On these and many other authorities that might be cited, I feel justified in holding that the tax collected and deposited under the act of 1852, to pay the interest on the consolidated bonds, is a trust fund in the hands of the city authorities to be applied to that purpose and no other, and that, if there is any danger that the fund will be diverted to other purposes, the complainants are entitled to their injunction to restrain such diversion. On consideration of the pleadings and affidavits in this case, I cannot shut my eyes to the fact that there is danger of the application of this fund to purposes other than that for which the law authorized it to be collected. It seems, however, that some of the holders of the consolidated bonds have consented to receive half the interest on their bonds, and to allow the city to use the other half for other purposes. It is their right to make this agreement, and the court will not interfere with it. The city ought to be restrained only from diverting so much of the fund as may be necessary to pay the interest on the bonds, the holders of which do not consent to the terms of Ordinance No. 3190, administration series. A preliminary injunction must issue accordingly. It will be also ordered that should there be any further default, the complainants may renew their motion for a receiver.
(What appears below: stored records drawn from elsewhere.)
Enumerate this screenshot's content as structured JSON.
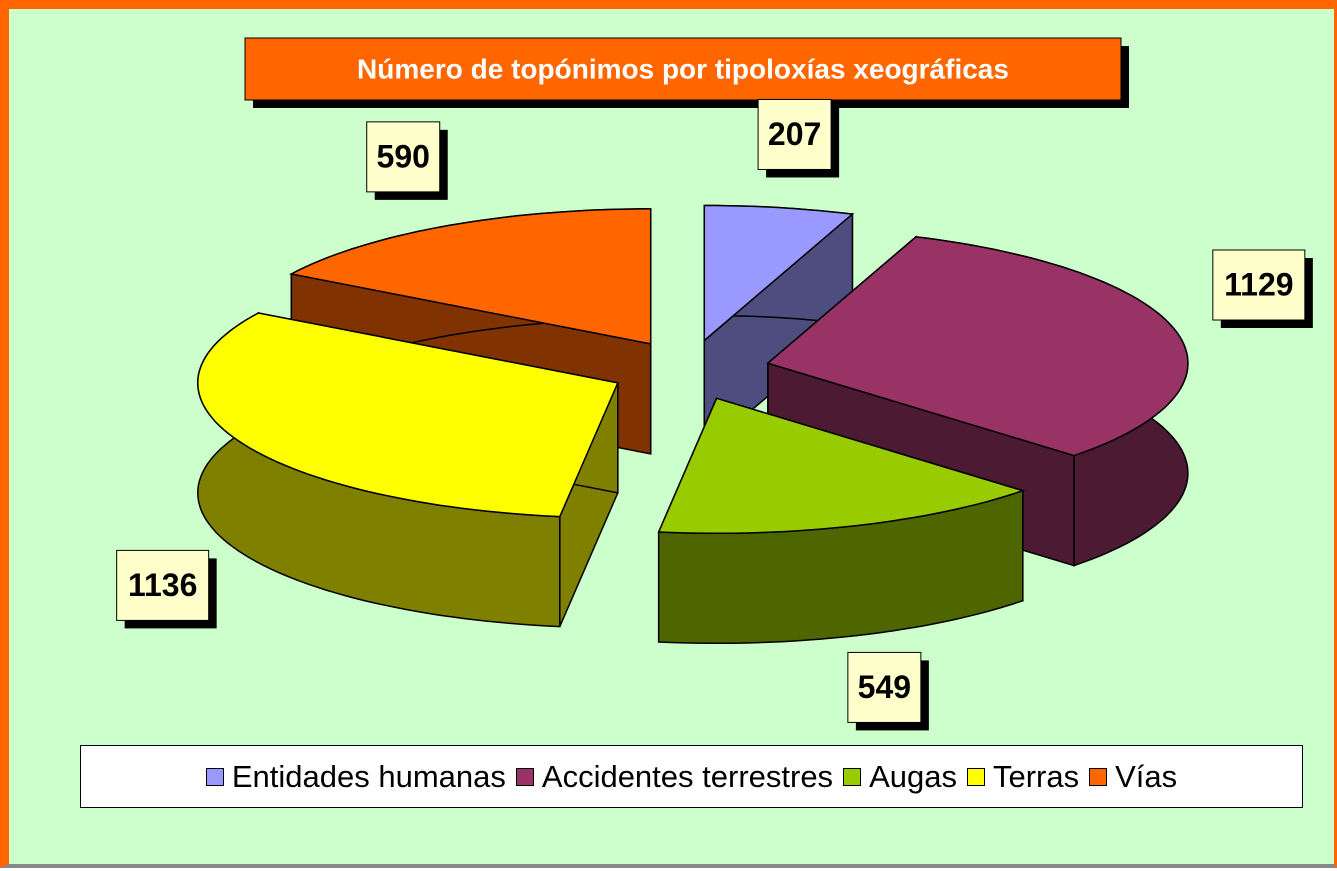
{
  "chart_data": {
    "type": "pie",
    "title": "Número de topónimos por tipoloxías xeográficas",
    "categories": [
      "Entidades humanas",
      "Accidentes terrestres",
      "Augas",
      "Terras",
      "Vías"
    ],
    "values": [
      207,
      1129,
      549,
      1136,
      590
    ],
    "colors": [
      "#9999ff",
      "#993366",
      "#99cc00",
      "#ffff00",
      "#ff6600"
    ],
    "legend": "bottom",
    "exploded": true,
    "three_d": true
  }
}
In the argument upon the motion for injunction, it was claimed by counsel for the city that the act of 1852 was in violation of the constitution of 1845, which was in force when that act was passed, and which declared (article 127), “that taxation shall be equal and uniform throughout the state.” The provision of this act of 1852, which is deemed to contravene this constitutional requirement, is this: “The rate per cent, of said tax (tax to pay interest on consolidated debt) in each municipality shall be in proportion to the indebtedness of each.” I cannot see any conflict between the law and the constitution. As at present advised, I do not think the objection to the law well founded.

[This cause was subsequently heard at the same term, for final decree. The preliminary injunction was made perpetual, but the other relief asked for in the bill was denied. Case No. 8,940.]

1 [Reported by Hon. William B. Woods, Circuit Judge, and here reprinted by permission.]